BARITO SELATAN, Jelajah.co — Balai Adat “Isa Tunun Ganap Langgar” di Desa Tamparak, Kecamatan Dusun Utara, Kabupaten Barito Selatan, resmi diresmikan, Jumat (28/8/2026).
Balai adat tersebut dibangun sebagai ruang bersama untuk pelaksanaan kegiatan adat, budaya, musyawarah masyarakat serta pelestarian kearifan lokal Dayak Maanyan.
Peresmian dilakukan Camat Dusun Utara Hadrianus didampingi unsur Polsek Dusun Utara, Koramil Dusun Utara, Pendamping Desa Dusun Utara Boy Anom dan Kepala Desa Tamparak Repelita.
Kegiatan turut dihadiri Badan Permusyawaratan Desa (BPD), penghulu adat, mantir dan pemangku adat, tokoh masyarakat, tokoh agama serta warga Desa Tamparak.
Hadrianus mengapresiasi keberadaan Balai Adat “Isa Tunun Ganap Langgar” dan berharap fasilitas tersebut dapat menjadi pusat kegiatan adat dan budaya masyarakat.
“Balai adat ini bukan hanya sebuah bangunan, tetapi rumah pelestarian adat dan budaya.

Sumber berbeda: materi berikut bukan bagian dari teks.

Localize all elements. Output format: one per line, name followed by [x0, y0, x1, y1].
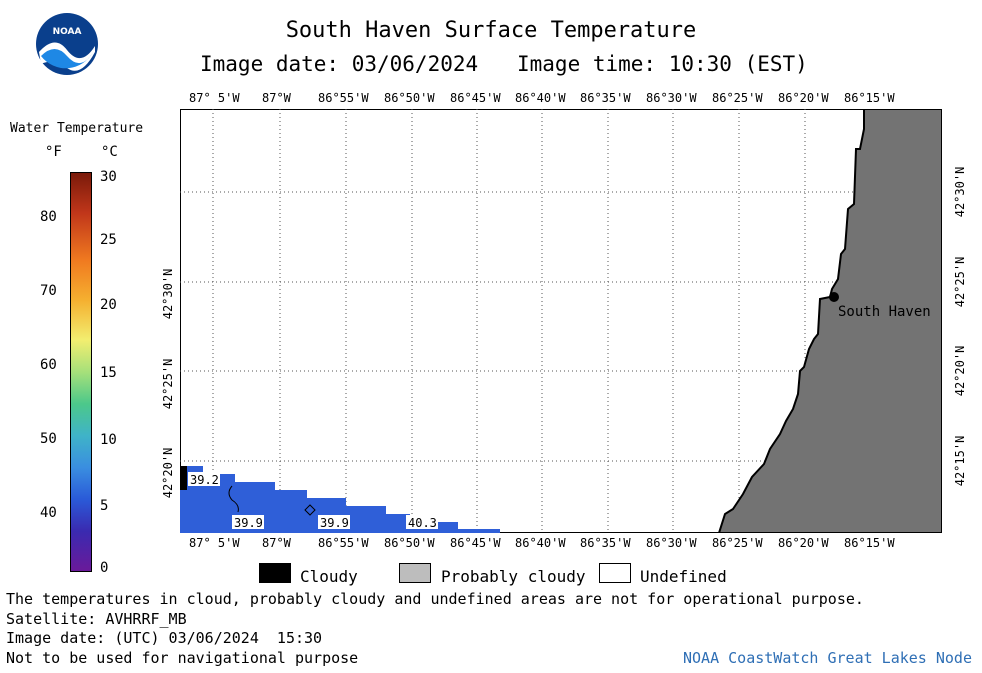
- lon-labels-bottom: 87° 5'W 87°W 86°55'W 86°50'W 86°45'W 86°…: [0, 536, 982, 552]
- lon-label: 86°30'W: [646, 536, 697, 550]
- lon-label: 86°35'W: [580, 536, 631, 550]
- lon-labels-top: 87° 5'W 87°W 86°55'W 86°50'W 86°45'W 86°…: [0, 91, 982, 107]
- city-label: South Haven: [838, 304, 931, 320]
- lon-label: 86°40'W: [515, 536, 566, 550]
- f-tick: 40: [40, 505, 57, 521]
- lon-label: 87°W: [262, 536, 291, 550]
- lon-label: 86°50'W: [384, 91, 435, 105]
- undefined-label: Undefined: [640, 567, 727, 586]
- cloudy-label: Cloudy: [300, 567, 358, 586]
- satellite: Satellite: AVHRRF_MB: [6, 610, 187, 628]
- temperature-labels: 39.2 39.9 39.9 40.3: [188, 472, 438, 530]
- cloudy-swatch: [259, 563, 291, 583]
- lat-labels-right: 42°30'N 42°25'N 42°20'N 42°15'N: [953, 167, 967, 487]
- c-tick: 5: [100, 498, 109, 514]
- lon-label: 86°25'W: [712, 536, 763, 550]
- lon-label: 86°40'W: [515, 91, 566, 105]
- credit: NOAA CoastWatch Great Lakes Node: [683, 649, 972, 667]
- probably-cloudy-label: Probably cloudy: [441, 567, 586, 586]
- unit-f: °F: [45, 144, 62, 160]
- lat-label: 42°25'N: [953, 257, 967, 308]
- unit-c: °C: [101, 144, 118, 160]
- lon-label: 86°55'W: [318, 91, 369, 105]
- lon-label: 86°15'W: [844, 536, 895, 550]
- temp-label: 40.3: [408, 516, 437, 530]
- c-tick: 25: [100, 232, 117, 248]
- city-marker: [829, 292, 839, 302]
- c-tick: 20: [100, 297, 117, 313]
- image-time: Image time: 10:30 (EST): [517, 52, 808, 76]
- temp-label: 39.9: [320, 516, 349, 530]
- image-date: Image date: 03/06/2024: [200, 52, 479, 76]
- f-tick: 80: [40, 209, 57, 225]
- f-tick: 50: [40, 431, 57, 447]
- lat-label: 42°15'N: [953, 436, 967, 487]
- lon-label: 86°55'W: [318, 536, 369, 550]
- map-title: South Haven Surface Temperature: [285, 18, 697, 43]
- cloudy-pixels: [180, 466, 187, 490]
- f-tick: 70: [40, 283, 57, 299]
- temp-label: 39.9: [234, 516, 263, 530]
- colorbar-title: Water Temperature: [10, 121, 144, 136]
- c-tick: 15: [100, 365, 117, 381]
- lon-label: 86°30'W: [646, 91, 697, 105]
- lon-label: 86°45'W: [450, 91, 501, 105]
- logo-text: NOAA: [53, 27, 82, 37]
- lat-labels-left: 42°30'N 42°25'N 42°20'N 42°15'N: [161, 269, 175, 499]
- c-tick: 0: [100, 560, 109, 576]
- disclaimer: The temperatures in cloud, probably clou…: [6, 590, 864, 608]
- lat-label: 42°25'N: [161, 359, 175, 410]
- nav-warning: Not to be used for navigational purpose: [6, 649, 359, 667]
- utc-date: Image date: (UTC) 03/06/2024 15:30: [6, 629, 323, 647]
- graticule: [180, 109, 942, 533]
- temp-label: 39.2: [190, 473, 219, 487]
- colorbar-ticks: 80 70 60 50 40 30 25 20 15 10 5 0: [40, 169, 130, 576]
- f-tick: 60: [40, 357, 57, 373]
- lon-label: 86°20'W: [778, 536, 829, 550]
- lon-label: 87° 5'W: [189, 91, 240, 105]
- c-tick: 10: [100, 432, 117, 448]
- lon-label: 86°50'W: [384, 536, 435, 550]
- c-tick: 30: [100, 169, 117, 185]
- lat-label: 42°20'N: [161, 448, 175, 499]
- lon-label: 87° 5'W: [189, 536, 240, 550]
- noaa-logo: NOAA: [36, 13, 98, 75]
- probably-cloudy-swatch: [399, 563, 431, 583]
- land-area: [717, 109, 942, 533]
- isotherm-ring: [304, 504, 316, 516]
- lon-label: 86°20'W: [778, 91, 829, 105]
- lat-label: 42°30'N: [953, 167, 967, 218]
- isotherm: [228, 485, 239, 513]
- colorbar: [70, 172, 92, 572]
- lon-label: 87°W: [262, 91, 291, 105]
- lat-label: 42°20'N: [953, 346, 967, 397]
- map-panel: 39.2 39.9 39.9 40.3 South Haven: [180, 109, 942, 533]
- lon-label: 86°45'W: [450, 536, 501, 550]
- lon-label: 86°15'W: [844, 91, 895, 105]
- lat-label: 42°30'N: [161, 269, 175, 320]
- lon-label: 86°25'W: [712, 91, 763, 105]
- undefined-swatch: [599, 563, 631, 583]
- lon-label: 86°35'W: [580, 91, 631, 105]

Saya berharap dari Desa Tamparak lahir sanggar-sanggar baru yang mampu menjaga dan mengembangkan budaya Dayak Maanyan,” ujar Hadrianus.
Ia mengatakan keberlanjutan fungsi balai adat membutuhkan keterlibatan masyarakat agar bangunan tersebut tidak hanya digunakan pada kegiatan tertentu, tetapi terus dihidupkan melalui berbagai aktivitas adat, budaya dan kemasyarakatan.
Menurutnya, balai adat juga dapat dimanfaatkan sebagai ruang musyawarah, penyelesaian sengketa adat serta memperkuat keharmonisan dan keamanan di lingkungan masyarakat.
Kepala Desa Tamparak Repelita menyampaikan apresiasi kepada masyarakat dan seluruh pihak yang telah mendukung pembangunan hingga peresmian balai adat tersebut.
Ia berharap Balai Adat “Isa Tunun Ganap Langgar” dapat dimanfaatkan secara maksimal sebagai tempat kegiatan adat, budaya, musyawarah serta kegiatan sosial masyarakat lainnya.
Penghulu Adat Desa Tamparak, Sunandi atau Dele, juga menyampaikan rasa syukur atas peresmian tersebut.
Ia berharap keberadaan balai adat dapat membantu menjaga tradisi yang diwariskan leluhur sekaligus menjadi sarana bagi generasi muda untuk mengenal budaya Dayak Maanyan.
Usai peresmian, kegiatan dilanjutkan dengan rangkaian ritual adat Belian yang terdiri dari empat pelaksanaan.
Pada malam harinya, rangkaian kegiatan diteruskan dengan prosesi Nuku yang dijadwalkan berlangsung hingga 5 September 2026.
Ketua panitia Rasunito menyampaikan terima kasih kepada pemerintah kecamatan, pemerintah desa, BPD, lembaga adat, tokoh masyarakat, tokoh agama serta seluruh masyarakat yang mendukung kegiatan tersebut.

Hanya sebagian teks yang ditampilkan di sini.